In August 1991, when Communist party hardliners tried to wrest back the power, fear was the magic component they lacked. Some people got scared, to be sure – but enough did not. Radio journalists continued reporting on the coup and finding ways to broadcast even when their signal was repeatedly cut off and their offices were invaded by special forces. Print journalists from several newspapers that had been shut down got together to put out a joint publication they called The Common Newspaper. And ordinary people, including college students, professionals, and former army military men, flooded into the streets to protect the Moscow white house where Boris Yeltsin sat, personifying democracy.

The Moscow mayor and many other local officials were not frightened by the hardliners, and so refused to obey their decrees. Instead of being paralysed by fear, institutions just kept marching on as usual: the airports worked, the phones did not get shut down, people could get from place to place and communicate with one another.
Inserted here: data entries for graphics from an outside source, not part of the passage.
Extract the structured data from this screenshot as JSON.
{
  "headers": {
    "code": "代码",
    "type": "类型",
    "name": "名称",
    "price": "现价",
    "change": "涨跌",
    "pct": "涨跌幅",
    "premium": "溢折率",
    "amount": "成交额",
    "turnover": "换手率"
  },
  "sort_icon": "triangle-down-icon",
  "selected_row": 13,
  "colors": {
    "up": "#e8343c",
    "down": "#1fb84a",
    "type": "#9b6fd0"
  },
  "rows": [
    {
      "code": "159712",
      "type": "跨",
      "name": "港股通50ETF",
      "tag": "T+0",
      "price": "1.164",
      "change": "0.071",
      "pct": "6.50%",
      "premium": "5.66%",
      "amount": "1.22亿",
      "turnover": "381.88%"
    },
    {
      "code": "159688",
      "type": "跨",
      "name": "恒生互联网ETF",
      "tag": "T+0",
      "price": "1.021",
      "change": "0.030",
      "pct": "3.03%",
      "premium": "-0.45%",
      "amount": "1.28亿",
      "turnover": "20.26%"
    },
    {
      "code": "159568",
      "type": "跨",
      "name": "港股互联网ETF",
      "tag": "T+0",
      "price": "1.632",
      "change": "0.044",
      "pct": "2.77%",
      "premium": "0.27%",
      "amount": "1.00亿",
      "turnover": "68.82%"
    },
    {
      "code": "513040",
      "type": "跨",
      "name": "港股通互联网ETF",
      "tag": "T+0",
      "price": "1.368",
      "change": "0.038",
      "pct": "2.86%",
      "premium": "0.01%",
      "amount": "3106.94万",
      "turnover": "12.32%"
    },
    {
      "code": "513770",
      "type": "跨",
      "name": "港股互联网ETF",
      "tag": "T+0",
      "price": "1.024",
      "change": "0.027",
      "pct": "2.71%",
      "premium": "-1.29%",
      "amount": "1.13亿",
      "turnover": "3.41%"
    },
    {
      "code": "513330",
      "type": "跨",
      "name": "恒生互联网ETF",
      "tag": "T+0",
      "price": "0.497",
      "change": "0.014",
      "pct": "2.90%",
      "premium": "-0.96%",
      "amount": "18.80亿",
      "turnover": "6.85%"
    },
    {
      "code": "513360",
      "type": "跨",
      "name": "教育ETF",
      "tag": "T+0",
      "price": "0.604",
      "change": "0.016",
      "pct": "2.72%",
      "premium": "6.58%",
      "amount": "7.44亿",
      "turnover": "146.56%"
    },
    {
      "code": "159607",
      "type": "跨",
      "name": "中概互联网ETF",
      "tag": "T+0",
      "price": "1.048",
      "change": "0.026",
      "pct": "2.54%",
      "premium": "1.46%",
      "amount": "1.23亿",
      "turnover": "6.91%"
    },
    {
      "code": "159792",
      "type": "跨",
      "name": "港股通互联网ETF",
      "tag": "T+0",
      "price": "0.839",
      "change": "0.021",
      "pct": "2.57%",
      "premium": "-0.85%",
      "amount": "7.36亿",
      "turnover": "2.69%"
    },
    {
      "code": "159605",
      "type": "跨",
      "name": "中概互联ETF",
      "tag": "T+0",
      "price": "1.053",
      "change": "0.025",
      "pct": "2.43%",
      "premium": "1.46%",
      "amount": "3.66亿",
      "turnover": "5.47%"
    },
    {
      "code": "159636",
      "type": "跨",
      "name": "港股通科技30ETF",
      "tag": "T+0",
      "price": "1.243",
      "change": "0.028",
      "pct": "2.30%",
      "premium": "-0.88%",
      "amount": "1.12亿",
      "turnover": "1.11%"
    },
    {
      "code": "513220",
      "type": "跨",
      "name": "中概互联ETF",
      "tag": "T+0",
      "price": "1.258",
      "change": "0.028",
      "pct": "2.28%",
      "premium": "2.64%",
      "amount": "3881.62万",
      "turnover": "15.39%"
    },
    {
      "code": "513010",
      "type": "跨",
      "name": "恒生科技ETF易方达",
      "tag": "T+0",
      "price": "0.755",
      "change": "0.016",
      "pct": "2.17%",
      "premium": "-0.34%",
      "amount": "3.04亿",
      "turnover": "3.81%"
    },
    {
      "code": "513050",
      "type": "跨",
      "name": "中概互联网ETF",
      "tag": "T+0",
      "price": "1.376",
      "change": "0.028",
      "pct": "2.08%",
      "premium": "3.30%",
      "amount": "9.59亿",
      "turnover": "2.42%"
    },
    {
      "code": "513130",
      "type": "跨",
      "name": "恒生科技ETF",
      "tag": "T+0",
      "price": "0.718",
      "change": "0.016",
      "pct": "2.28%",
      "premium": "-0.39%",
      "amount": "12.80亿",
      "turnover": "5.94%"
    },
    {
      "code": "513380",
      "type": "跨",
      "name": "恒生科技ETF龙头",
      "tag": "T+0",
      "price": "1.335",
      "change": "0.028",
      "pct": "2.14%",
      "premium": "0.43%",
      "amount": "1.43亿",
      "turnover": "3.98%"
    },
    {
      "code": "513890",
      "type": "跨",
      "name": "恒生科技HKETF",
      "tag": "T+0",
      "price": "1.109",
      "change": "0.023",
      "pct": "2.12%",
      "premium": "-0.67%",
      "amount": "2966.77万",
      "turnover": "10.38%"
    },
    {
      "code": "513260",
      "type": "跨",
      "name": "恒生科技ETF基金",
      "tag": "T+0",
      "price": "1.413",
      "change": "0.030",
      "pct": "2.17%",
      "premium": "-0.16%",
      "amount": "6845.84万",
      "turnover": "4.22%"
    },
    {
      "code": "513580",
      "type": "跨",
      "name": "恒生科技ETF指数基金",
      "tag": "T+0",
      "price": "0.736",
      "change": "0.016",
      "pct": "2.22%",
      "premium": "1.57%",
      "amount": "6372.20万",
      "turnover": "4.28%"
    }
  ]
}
Finally, key generals did not obey the hardliners' orders, forcing them to retreat in disgrace. In the end it was they who were scared.

Right now Putin is scrambling, planting his own hardliners in key positions. He has appointed his old friend, FSB general Sergei Ivanov, chief of the president's staff – even though Putin has not yet been officially re-elected president. He brought back Dmitry Rogozin, Russia's odiously aggressive nationalist envoy to Nato, to serve in his cabinet in Moscow. In the coming days, he is likely to make more appointments that will show that his is a harsh, nationalist, authoritarian government. He is doing this because he is scared – and he desperately wants to bring back the fear that has enabled his rule for the last 12 years.